Show Abstract | Download Original | Original Source | Check in Google Scholar | DOI: 10.62527/joiv.9.5.2919

Abstract

Artificial Intelligence and agriculture have been combined to create significant advancements in smart agricultural analysis that have improved both output and quality. This approach has completely changed conventional farming operations by utilizing image processing technologies. To assess the dryness levels of red chili peppers—a crucial component of crop quality and market value—the study set out to compare the efficacy of several CNN architectures.
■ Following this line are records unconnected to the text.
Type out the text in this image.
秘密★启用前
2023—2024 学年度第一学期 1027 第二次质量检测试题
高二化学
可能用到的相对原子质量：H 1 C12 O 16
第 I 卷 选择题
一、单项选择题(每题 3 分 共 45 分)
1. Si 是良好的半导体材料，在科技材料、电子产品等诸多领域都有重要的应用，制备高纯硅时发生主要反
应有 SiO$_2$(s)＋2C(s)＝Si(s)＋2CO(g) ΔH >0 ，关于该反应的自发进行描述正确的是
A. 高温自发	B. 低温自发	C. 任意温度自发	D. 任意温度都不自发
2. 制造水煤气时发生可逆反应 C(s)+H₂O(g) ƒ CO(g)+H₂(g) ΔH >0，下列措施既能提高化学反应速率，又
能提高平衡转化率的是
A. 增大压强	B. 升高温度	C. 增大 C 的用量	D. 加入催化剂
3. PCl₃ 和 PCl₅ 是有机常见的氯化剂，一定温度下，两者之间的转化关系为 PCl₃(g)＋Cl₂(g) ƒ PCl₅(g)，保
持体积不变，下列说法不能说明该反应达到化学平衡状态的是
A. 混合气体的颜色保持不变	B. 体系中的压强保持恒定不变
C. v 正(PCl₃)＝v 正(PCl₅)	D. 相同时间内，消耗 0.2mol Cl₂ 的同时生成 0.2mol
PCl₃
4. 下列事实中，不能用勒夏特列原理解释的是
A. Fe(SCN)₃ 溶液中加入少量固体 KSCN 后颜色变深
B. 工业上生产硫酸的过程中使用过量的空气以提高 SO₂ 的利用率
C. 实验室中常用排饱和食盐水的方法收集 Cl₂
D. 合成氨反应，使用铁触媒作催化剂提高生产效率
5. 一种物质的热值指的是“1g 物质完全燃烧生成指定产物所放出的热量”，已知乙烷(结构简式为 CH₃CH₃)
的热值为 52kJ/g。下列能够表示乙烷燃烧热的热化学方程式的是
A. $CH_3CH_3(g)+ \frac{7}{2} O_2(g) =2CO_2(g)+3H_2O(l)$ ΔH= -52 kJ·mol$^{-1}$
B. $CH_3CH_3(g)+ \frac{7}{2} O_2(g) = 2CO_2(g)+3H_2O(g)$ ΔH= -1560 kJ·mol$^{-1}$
A dataset with 600 training images and 150 testing images spread over three classes was used to evaluate four CNN models (MobileNetV2, DenseNet121, InceptionV3, NASNetMobile). With a validation accuracy of 99%, DenseNet121 outperformed MobileNetV2 (which had a validation accuracy of 97%). The findings demonstrate how deep learning models can improve sorting procedures for agriculture by increasing accuracy and productivity. A scalable, impartial, and economical way to uphold crop standards and promote industry sustainability is by incorporating CNNs into the classification of agricultural products. The results of this study represent a breakthrough in the application of deep learning to agriculture, opening the door to automated systems that guarantee constant product quality. By optimizing yield and quality through image processing technology, the findings highlight the revolutionary influence of AI in smart agriculture. To increase production and improve competitiveness in the market, future research efforts may focus on developing automated sorting systems and further enhancing CNN models for agricultural applications. The research adds to the increasing corpus of work using AI in agriculture to enhance crop management and quality control.